On Monday, the ritual begins, when the calendar yawns and the neighbor is already parking his containers in military formation on the sidewalk. I roll up my sleeves, unravel the knots in my soul, and pull the garbage bag from its plastic cradle. He sputters, this clumsy baby of black polyethylene—sleepy from coffee grounds, banana peels, and the forgotten shell sand of a wind-blown Sunday. I whisper commands to him. Sit. Stay. Don't leak. Then the exercises begin: waddling on the tile joints, the strings taut like shoelaces, the mouth closed like a secret. Go on, I say, the street awaits, the week awaits, the eternal carriage awaits.
The sidewalk is an arena. There, bag and gravity pit their mettle. Above us, the wind sings, below, the wet from a previous shower hisses. I guide him in slalom steps past the bicycles, past the post with the wobbly "PMD" sticker. A cat follows us—judge of stench and failure. The bag sways, its shadow hiccups. I praise him for every half meter, like a trainer who's seen too many documentaries about heroism. Yet it feels pointless—as if I'm teaching a mythical beast how to die every week. For that is my student's fate: disappearing behind the curtains of a mouth full of knives and brushes, until only an echo of cardboard and orange peel remains.
And yet hope, cowardly and sticky, arises when I set him down.
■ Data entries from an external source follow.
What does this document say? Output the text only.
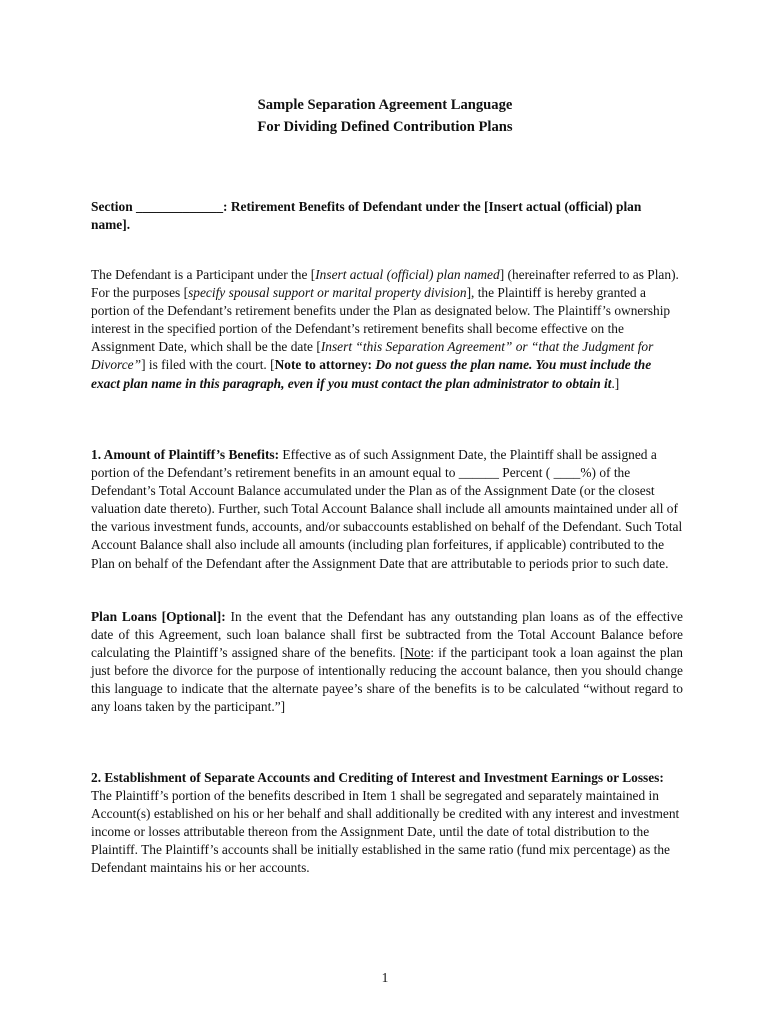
Sample Separation Agreement Language
For Dividing Defined Contribution Plans
Section _____________: Retirement Benefits of Defendant under the [Insert actual (official) plan name].
The Defendant is a Participant under the [Insert actual (official) plan named] (hereinafter referred to as Plan). For the purposes [specify spousal support or marital property division], the Plaintiff is hereby granted a portion of the Defendant’s retirement benefits under the Plan as designated below. The Plaintiff’s ownership interest in the specified portion of the Defendant’s retirement benefits shall become effective on the Assignment Date, which shall be the date [Insert “this Separation Agreement” or “that the Judgment for Divorce”] is filed with the court. [Note to attorney: Do not guess the plan name. You must include the exact plan name in this paragraph, even if you must contact the plan administrator to obtain it.]
1. Amount of Plaintiff’s Benefits: Effective as of such Assignment Date, the Plaintiff shall be assigned a portion of the Defendant’s retirement benefits in an amount equal to ______ Percent ( ____%) of the Defendant’s Total Account Balance accumulated under the Plan as of the Assignment Date (or the closest valuation date thereto). Further, such Total Account Balance shall include all amounts maintained under all of the various investment funds, accounts, and/or subaccounts established on behalf of the Defendant. Such Total Account Balance shall also include all amounts (including plan forfeitures, if applicable) contributed to the Plan on behalf of the Defendant after the Assignment Date that are attributable to periods prior to such date.
Plan Loans [Optional]: In the event that the Defendant has any outstanding plan loans as of the effective date of this Agreement, such loan balance shall first be subtracted from the Total Account Balance before calculating the Plaintiff’s assigned share of the benefits. [Note: if the participant took a loan against the plan just before the divorce for the purpose of intentionally reducing the account balance, then you should change this language to indicate that the alternate payee’s share of the benefits is to be calculated “without regard to any loans taken by the participant.”]
2. Establishment of Separate Accounts and Crediting of Interest and Investment Earnings or Losses: The Plaintiff’s portion of the benefits described in Item 1 shall be segregated and separately maintained in Account(s) established on his or her behalf and shall additionally be credited with any interest and investment income or losses attributable thereon from the Assignment Date, until the date of total distribution to the Plaintiff. The Plaintiff’s accounts shall be initially established in the same ratio (fund mix percentage) as the Defendant maintains his or her accounts.
1
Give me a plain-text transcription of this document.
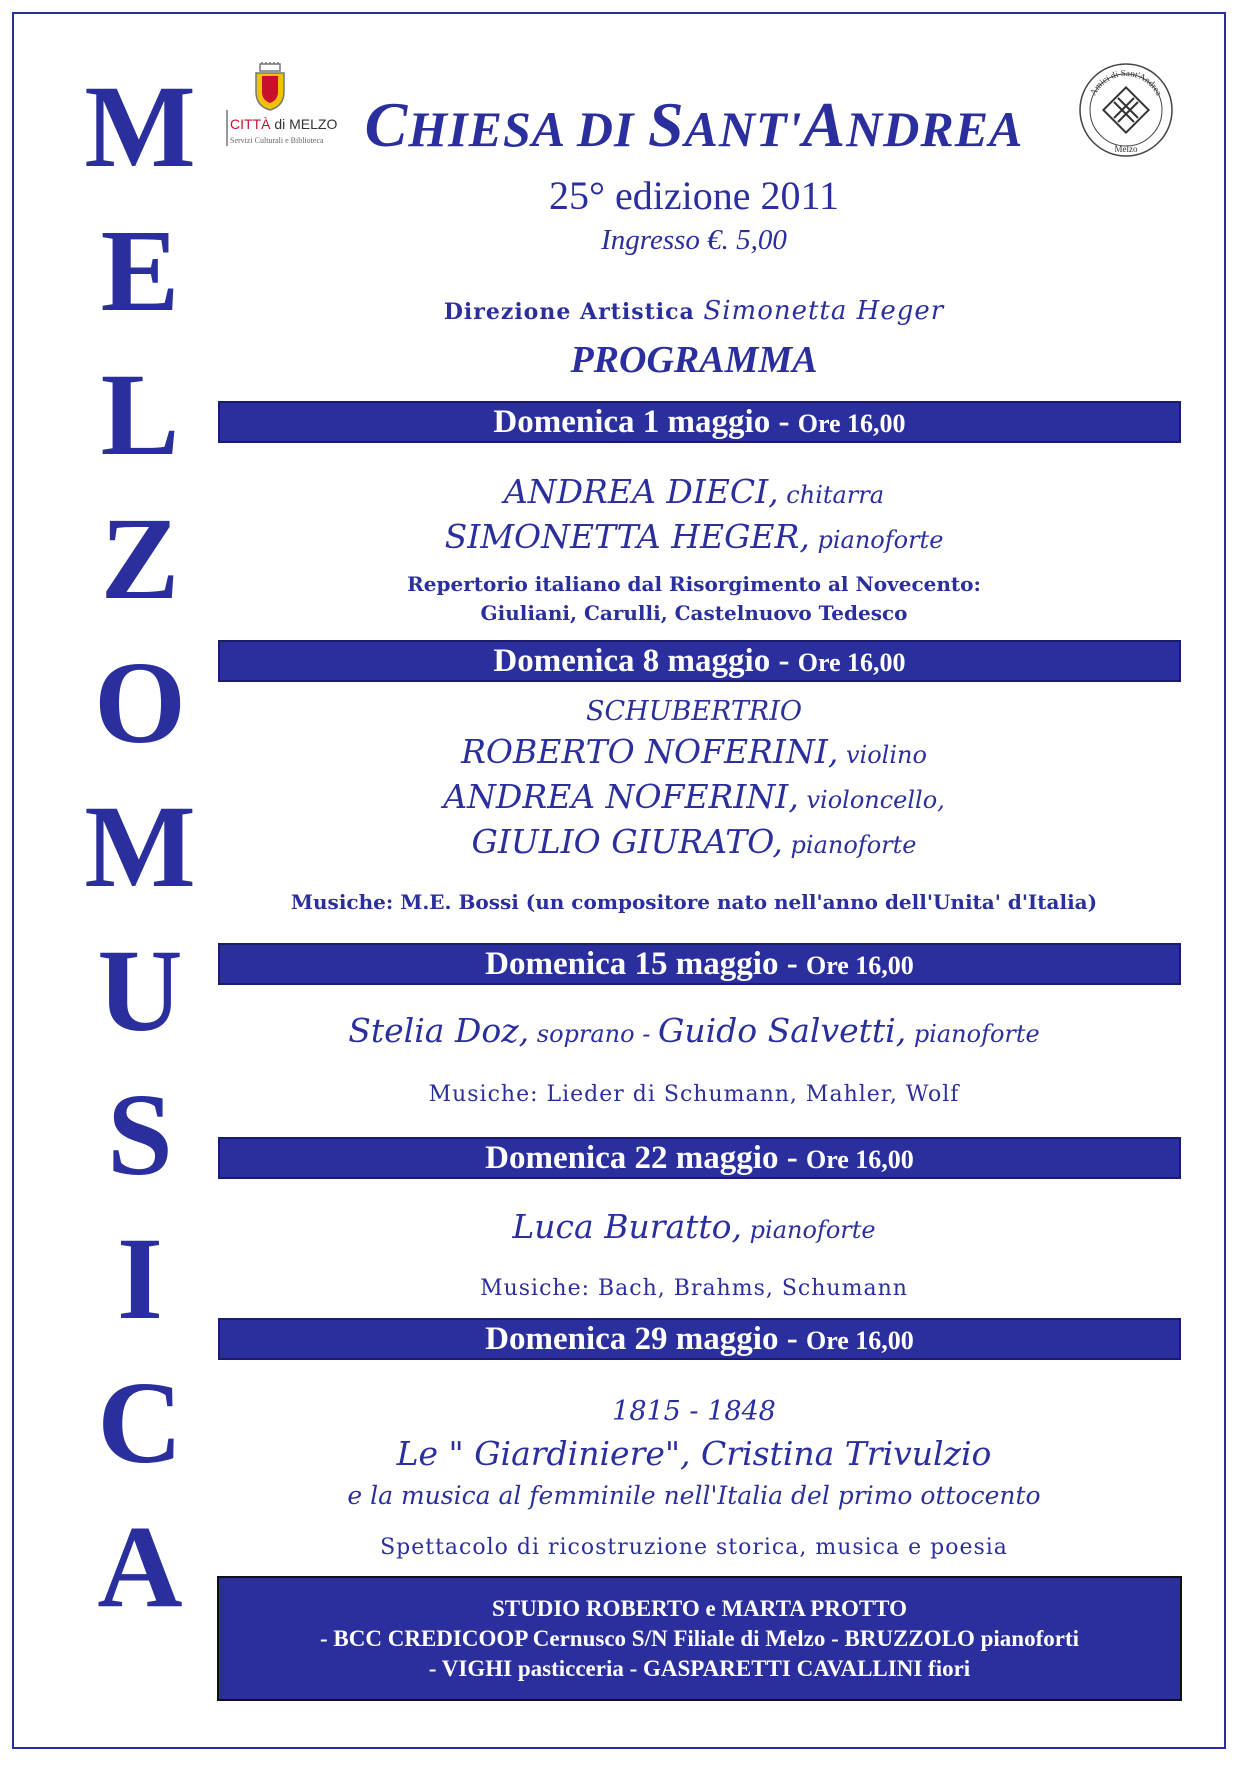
M
E
L
Z
O
M
U
S
I
C
A
CITTÀ di MELZO
Servizi Culturali e Biblioteca
Amici di Sant'Andrea
Melzo
CHIESA DI SANT'ANDREA
25° edizione 2011
Ingresso €. 5,00
Direzione Artistica Simonetta Heger
PROGRAMMA
Domenica 1 maggio - Ore 16,00
ANDREA DIECI, chitarra
SIMONETTA HEGER, pianoforte
Repertorio italiano dal Risorgimento al Novecento:
Giuliani, Carulli, Castelnuovo Tedesco
Domenica 8 maggio - Ore 16,00
SCHUBERTRIO
ROBERTO NOFERINI, violino
ANDREA NOFERINI, violoncello,
GIULIO GIURATO, pianoforte
Musiche: M.E. Bossi (un compositore nato nell'anno dell'Unita' d'Italia)
Domenica 15 maggio - Ore 16,00
Stelia Doz, soprano - Guido Salvetti, pianoforte
Musiche: Lieder di Schumann, Mahler, Wolf
Domenica 22 maggio - Ore 16,00
Luca Buratto, pianoforte
Musiche: Bach, Brahms, Schumann
Domenica 29 maggio - Ore 16,00
1815 - 1848
Le " Giardiniere", Cristina Trivulzio
e la musica al femminile nell'Italia del primo ottocento
Spettacolo di ricostruzione storica, musica e poesia
STUDIO ROBERTO e MARTA PROTTO
- BCC CREDICOOP Cernusco S/N Filiale di Melzo - BRUZZOLO pianoforti
- VIGHI pasticceria - GASPARETTI CAVALLINI fiori
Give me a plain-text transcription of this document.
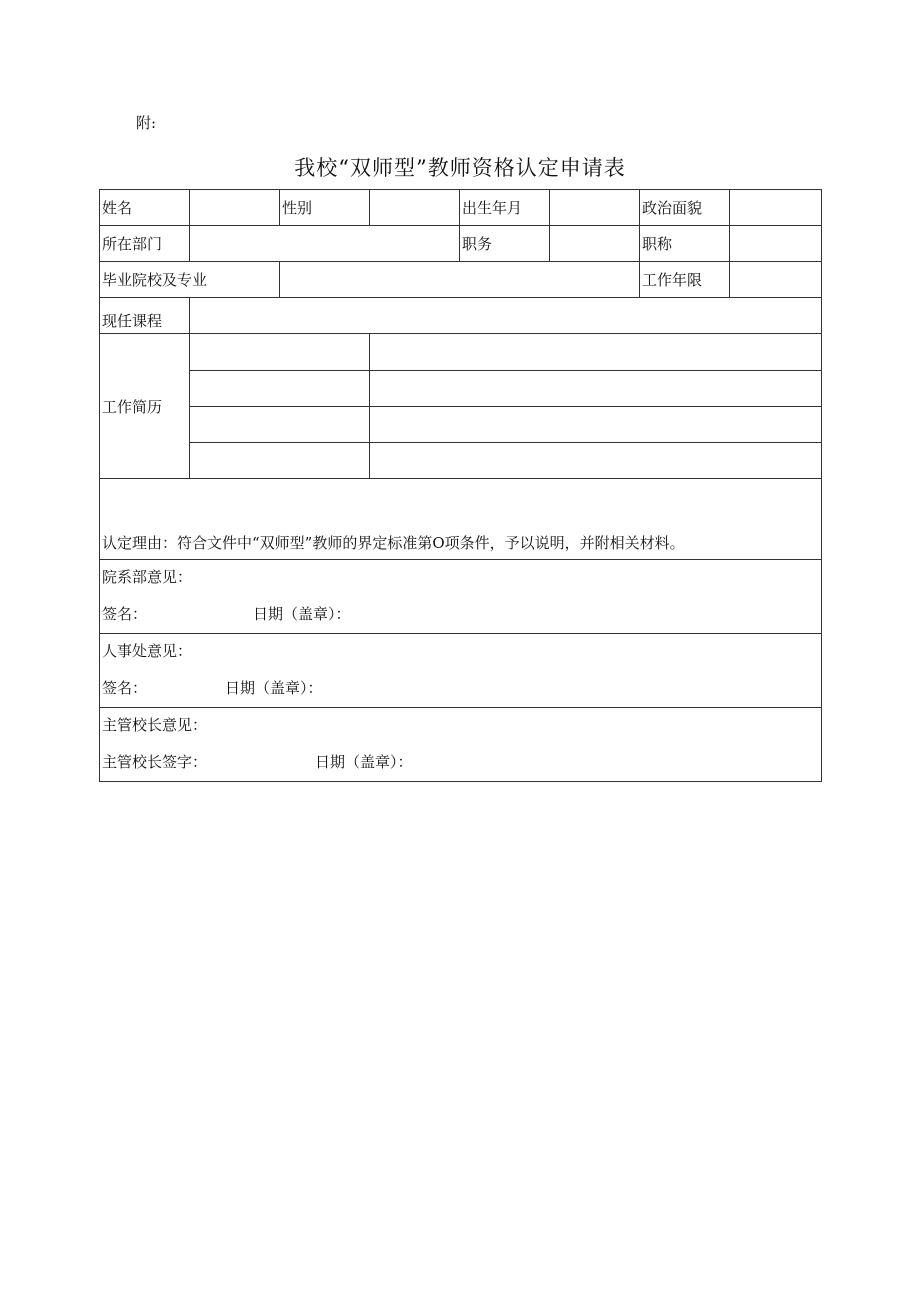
附:
我校“双师型”教师资格认定申请表
姓名		性别		出生年月		政治面貌	
所在部门				职务		职称	
毕业院校及专业						工作年限	
现任课程							
工作简历							

认定理由：符合文件中“双师型”教师的界定标准第O项条件，予以说明，并附相关材料。							

院系部意见：
签名： 日期（盖章）：							

人事处意见：
签名： 日期（盖章）：							

主管校长意见：
主管校长签字： 日期（盖章）：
Perhaps someday a diploma will follow—ribbon, stamp, QR code—and he can leave on his own, bare-knuckle, with the lopsided luck of a grocery bag. Perhaps he'll call the neighbor, greet him politely, ask if there are any apple cores for the journey. Then I could go back to bed, to a life without waste pedagogy, where I no longer have to count my own steps to the rhythm of the garbage collection service. But no: at the end of the afternoon, the street returns to sober concrete, leaving only a faint ring of moisture—the halo of labor no one recognizes. The cat nods as if it knew.
So we toil on, the bag and I, two tragicomic pilgrims in the congregation's liturgical book. Every week the same framing verse, the same choreography of lifting and letting go, of hoping and succumbing. Perhaps this is true maturity—not buying anti-limescale or choosing a mortgage, but practicing goodbyes with something that never thanks. Tomorrow is Tuesday. Then the wagon will swoop like a greedy whale on its prey, and my student will slide in, rustle a little, and be a thing of the past. I'll wash my hands, check the air, and prepare a new creaking cradle. The calendar yawns again; the training can begin again, and I bow to the audience that doesn't come.